你紧接着的一条短信说:“亲爱的心儿,why(为什么)?!能跟你见面谈一下吗?” 我狠下心关了手机。
我知道你一连串的短信等在我关闭的手机外面。
下午我给高三(3)班上课,一个学生告诉我,外面有人找,我知道是你,没有出去。
我必须硬下心肠,说话算数,一切等高考结束再说。
你那天却旷了一节课,一直在(3)班门外等我。
下课时,几个学生围着我走出教室,跟我核对明清戏剧家容易记混的作品清单,他们正要跟我告别,我看见站在楼梯口的你,赶紧把已经结束的问答拖延下去,这样我可以避免单独面对你。
可你的样子是等我等定了,哪怕再旷三节课。
我知道逃不过你的执拗,也怕你真的会接连旷课,在上课铃打响时,我对你招招手,装着什么都没发生,大起嗓子说:“没听见打铃啊?还不快上课去!” 你走上来,病恹恹地看着我,声音也是病痛的:“我做错什么了?你要跟我分手?” “……等高考完了,我一定跟你解释。
” “我要你现在就解释。
” “现在先去上课。
” “你不说我就不去上课。
” 我压低嗓音说:“听话!你看同学都进教室了!” 你拧着脖子:“我不管。
你不说我就不走。
” 我的苦衷是无法对你说的。
天一在什么样的情况下和我发生了一次性爱,我无法向你解释。
尽管我事后恨不得揪自己头发,抽自己耳光,并且怎么努力都不能把事情经过按顺序还原,可那事毕竟发生了,不可逆转不可否认地发生在他和我的生命中,彻底改变了我和他的关系。

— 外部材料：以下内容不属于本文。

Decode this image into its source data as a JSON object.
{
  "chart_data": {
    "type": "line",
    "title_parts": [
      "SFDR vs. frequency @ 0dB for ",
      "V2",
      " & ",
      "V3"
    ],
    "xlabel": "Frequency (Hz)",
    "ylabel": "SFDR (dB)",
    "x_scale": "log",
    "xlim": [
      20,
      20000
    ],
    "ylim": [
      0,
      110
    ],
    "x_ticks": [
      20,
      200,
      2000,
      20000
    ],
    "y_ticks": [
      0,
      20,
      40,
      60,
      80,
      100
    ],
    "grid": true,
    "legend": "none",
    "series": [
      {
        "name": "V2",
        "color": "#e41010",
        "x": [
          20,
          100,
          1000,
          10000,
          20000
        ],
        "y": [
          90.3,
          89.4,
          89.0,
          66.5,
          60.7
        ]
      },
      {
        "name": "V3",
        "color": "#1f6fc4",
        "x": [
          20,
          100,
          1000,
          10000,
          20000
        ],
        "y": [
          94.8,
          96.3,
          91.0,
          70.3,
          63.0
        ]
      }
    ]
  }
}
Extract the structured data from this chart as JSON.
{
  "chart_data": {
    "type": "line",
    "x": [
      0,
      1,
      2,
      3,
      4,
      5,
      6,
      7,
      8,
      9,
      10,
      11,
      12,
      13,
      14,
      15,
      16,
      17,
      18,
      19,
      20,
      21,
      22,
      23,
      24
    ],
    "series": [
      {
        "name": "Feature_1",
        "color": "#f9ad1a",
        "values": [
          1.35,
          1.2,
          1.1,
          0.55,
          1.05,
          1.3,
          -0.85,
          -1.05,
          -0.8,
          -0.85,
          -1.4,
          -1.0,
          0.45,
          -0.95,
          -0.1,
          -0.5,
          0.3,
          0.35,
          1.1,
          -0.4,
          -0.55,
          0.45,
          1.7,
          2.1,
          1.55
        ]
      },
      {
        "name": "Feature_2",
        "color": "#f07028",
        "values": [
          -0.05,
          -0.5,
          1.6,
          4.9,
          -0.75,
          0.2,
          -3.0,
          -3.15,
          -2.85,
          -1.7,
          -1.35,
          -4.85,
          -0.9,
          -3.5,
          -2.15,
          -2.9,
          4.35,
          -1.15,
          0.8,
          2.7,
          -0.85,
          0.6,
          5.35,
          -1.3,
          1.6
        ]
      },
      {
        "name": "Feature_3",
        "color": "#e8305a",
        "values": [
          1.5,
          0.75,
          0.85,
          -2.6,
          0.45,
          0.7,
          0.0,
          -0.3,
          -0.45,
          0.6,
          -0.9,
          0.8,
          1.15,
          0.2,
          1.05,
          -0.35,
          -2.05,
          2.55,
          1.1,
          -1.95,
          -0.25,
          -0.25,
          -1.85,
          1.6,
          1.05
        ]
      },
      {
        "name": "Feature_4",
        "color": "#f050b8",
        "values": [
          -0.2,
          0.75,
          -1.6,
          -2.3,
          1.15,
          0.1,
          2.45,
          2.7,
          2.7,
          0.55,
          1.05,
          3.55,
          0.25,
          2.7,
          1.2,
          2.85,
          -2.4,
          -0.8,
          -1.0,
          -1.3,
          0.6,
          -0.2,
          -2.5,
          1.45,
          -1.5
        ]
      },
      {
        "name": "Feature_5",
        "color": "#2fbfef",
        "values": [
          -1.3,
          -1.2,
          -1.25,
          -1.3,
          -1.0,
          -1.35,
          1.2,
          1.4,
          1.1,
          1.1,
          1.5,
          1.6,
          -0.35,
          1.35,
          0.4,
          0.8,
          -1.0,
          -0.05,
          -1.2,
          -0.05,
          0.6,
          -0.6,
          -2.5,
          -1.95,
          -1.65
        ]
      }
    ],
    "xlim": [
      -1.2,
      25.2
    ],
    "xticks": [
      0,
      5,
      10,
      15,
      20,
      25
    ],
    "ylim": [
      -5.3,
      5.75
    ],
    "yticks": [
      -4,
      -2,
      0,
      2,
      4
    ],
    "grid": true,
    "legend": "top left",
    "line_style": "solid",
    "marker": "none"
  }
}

每天在课堂上,我尽量坦然地跟他谈话,自己骗自己,假装健忘就能回到那事之前。
我还是老师,他还是我的好学生,亲密是亲密的,超常也是可能的,爱字确实在我和他的手机上注册过多次,上百次,但毕竟还能说得过去,事情还没做绝,没到那个不可逆转的点。
我从云龙湖谈判回来,他正在我家等我,看见了我们在楼下告别。
其实那是我在责备你,要你永远记住,对什么样的人都不能动手,动手的人是老粗,缺乏理性和智慧,不是我喜欢的类型。
你当时不服气,说刘新泉那种人贱皮子贱骨头,武力是唯一能教训他的手段。
我不耐烦地说,等你冷静了再谈。
我们这场拖长的告别被窗口里的天一看成“依依不舍”。
天一用“移情别恋”的俗套说法来形容我对你以及对他的感情。
假如去掉那些微妙的,不可诉诸文字的感觉,我大致可以接受这说法。
跟你比,天一太依恋我,也太依赖我,有时我感到他的情感有一种消耗性,他和我都被消耗得很厉害。